Erano quasi tutti ragazzi, studenti delle superiori dove accadono sempre più spesso fatti tragici che coinvolgono studenti e armi da fuoco. Sul palco allestito per l’occasione, si sono alternati diversi ragazzi sopravvissuti alla strage della Marjory Stoneman Douglas High School, chiedendo al governo che rendesse più difficile la vendita delle armi da fuoco in modo che i ragazzi non fossero costretti a vivere nella paura di essere uccisi da coetanei andando a scuola.

Nonostante l’imponenza della manifestazione, i media e i politici si sono subito mossi compatti per minimizzare il tutto. Le armi non verranno toccate, anzi, e le varie associazioni pro-armi si sono date da fare fin da subito affinchè la manifestazione e i ragazzi che han parlato venissero considerati come violenti o pagliacci, con l’utilizzo di meme, sondaggi in tv, ecc.

Proprio i media televisivi stanno avendo un ruolo peculiare in tutto questo.

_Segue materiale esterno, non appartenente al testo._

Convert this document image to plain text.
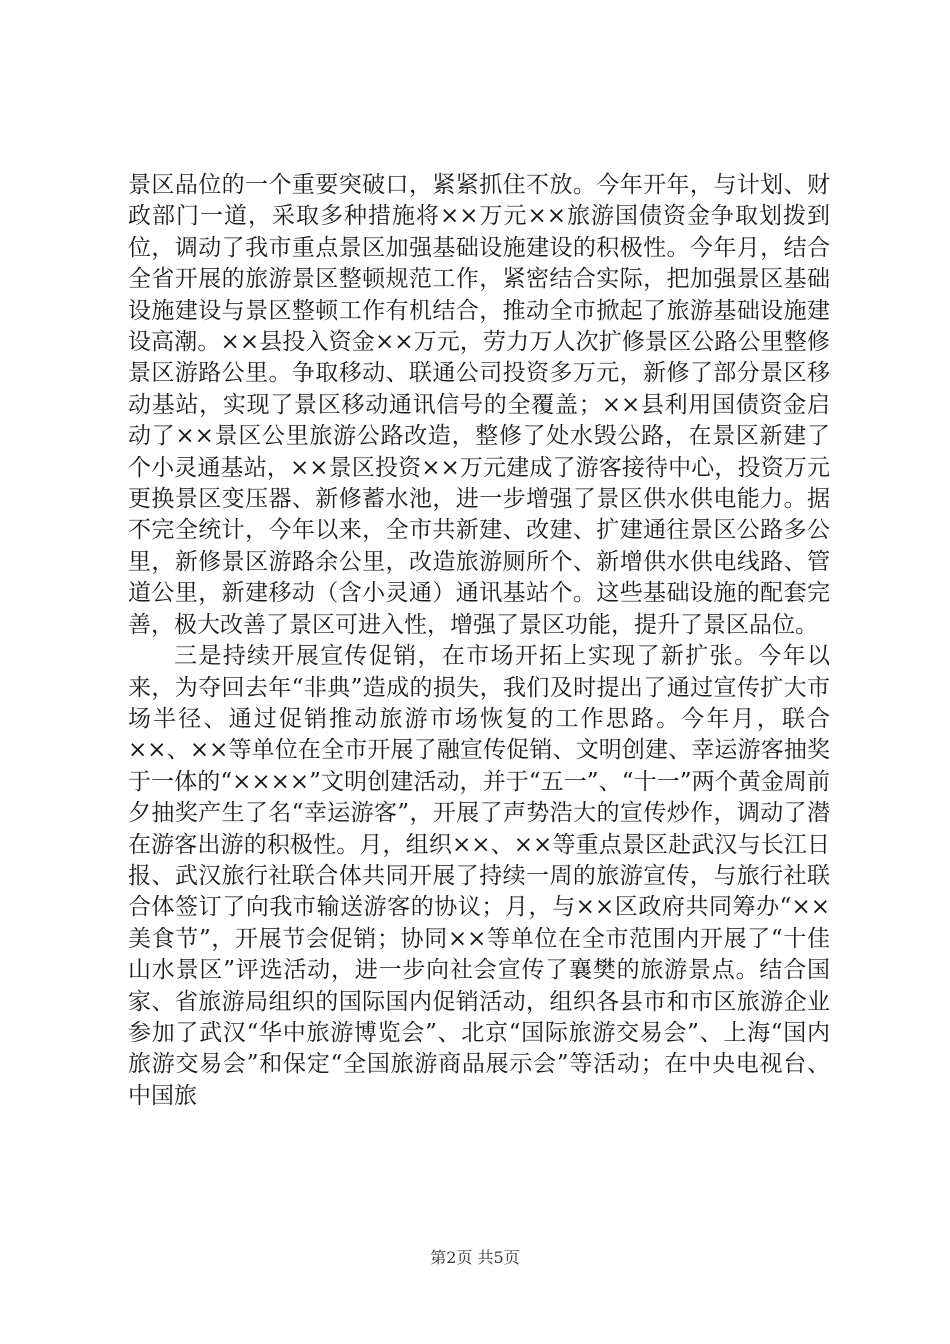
景区品位的一个重要突破口，紧紧抓住不放。今年开年，与计划、财政部门一道，采取多种措施将××万元××旅游国债资金争取划拨到位，调动了我市重点景区加强基础设施建设的积极性。今年月，结合全省开展的旅游景区整顿规范工作，紧密结合实际，把加强景区基础设施建设与景区整顿工作有机结合，推动全市掀起了旅游基础设施建设高潮。××县投入资金××万元，劳力万人次扩修景区公路公里整修景区游路公里。争取移动、联通公司投资多万元，新修了部分景区移动基站，实现了景区移动通讯信号的全覆盖；××县利用国债资金启动了××景区公里旅游公路改造，整修了处水毁公路，在景区新建了个小灵通基站，××景区投资××万元建成了游客接待中心，投资万元更换景区变压器、新修蓄水池，进一步增强了景区供水供电能力。据不完全统计，今年以来，全市共新建、改建、扩建通往景区公路多公里，新修景区游路余公里，改造旅游厕所个、新增供水供电线路、管道公里，新建移动（含小灵通）通讯基站个。这些基础设施的配套完善，极大改善了景区可进入性，增强了景区功能，提升了景区品位。

三是持续开展宣传促销，在市场开拓上实现了新扩张。今年以来，为夺回去年“非典”造成的损失，我们及时提出了通过宣传扩大市场半径、通过促销推动旅游市场恢复的工作思路。今年月，联合××、××等单位在全市开展了融宣传促销、文明创建、幸运游客抽奖于一体的“××××”文明创建活动，并于“五一”、“十一”两个黄金周前夕抽奖产生了名“幸运游客”，开展了声势浩大的宣传炒作，调动了潜在游客出游的积极性。月，组织××、××等重点景区赴武汉与长江日报、武汉旅行社联合体共同开展了持续一周的旅游宣传，与旅行社联合体签订了向我市输送游客的协议；月，与××区政府共同筹办“××美食节”，开展节会促销；协同××等单位在全市范围内开展了“十佳山水景区”评选活动，进一步向社会宣传了襄樊的旅游景点。结合国家、省旅游局组织的国际国内促销活动，组织各县市和市区旅游企业参加了武汉“华中旅游博览会”、北京“国际旅游交易会”、上海“国内旅游交易会”和保定“全国旅游商品展示会”等活动；在中央电视台、中国旅

第2页 共5页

Invece che parlare dei concetti espressi e del tema delle armi da fuoco, si soffermano sull’estetica, sui volti e sulla vita amorosa di questi ragazzini, tralasciando completamente il resto.

All’inizio non riuscivo a capacitarmene poi ho realizzato: non è che non vogliano toccare un argomento così divisivo come la regolamentazione delle armi da fuoco, con tutti i nessi e connessi e le possibili ritorsioni economiche e social da parte dei fanatici dell’ NRA.

Semplicemente sono iniziati gli Hunger Games!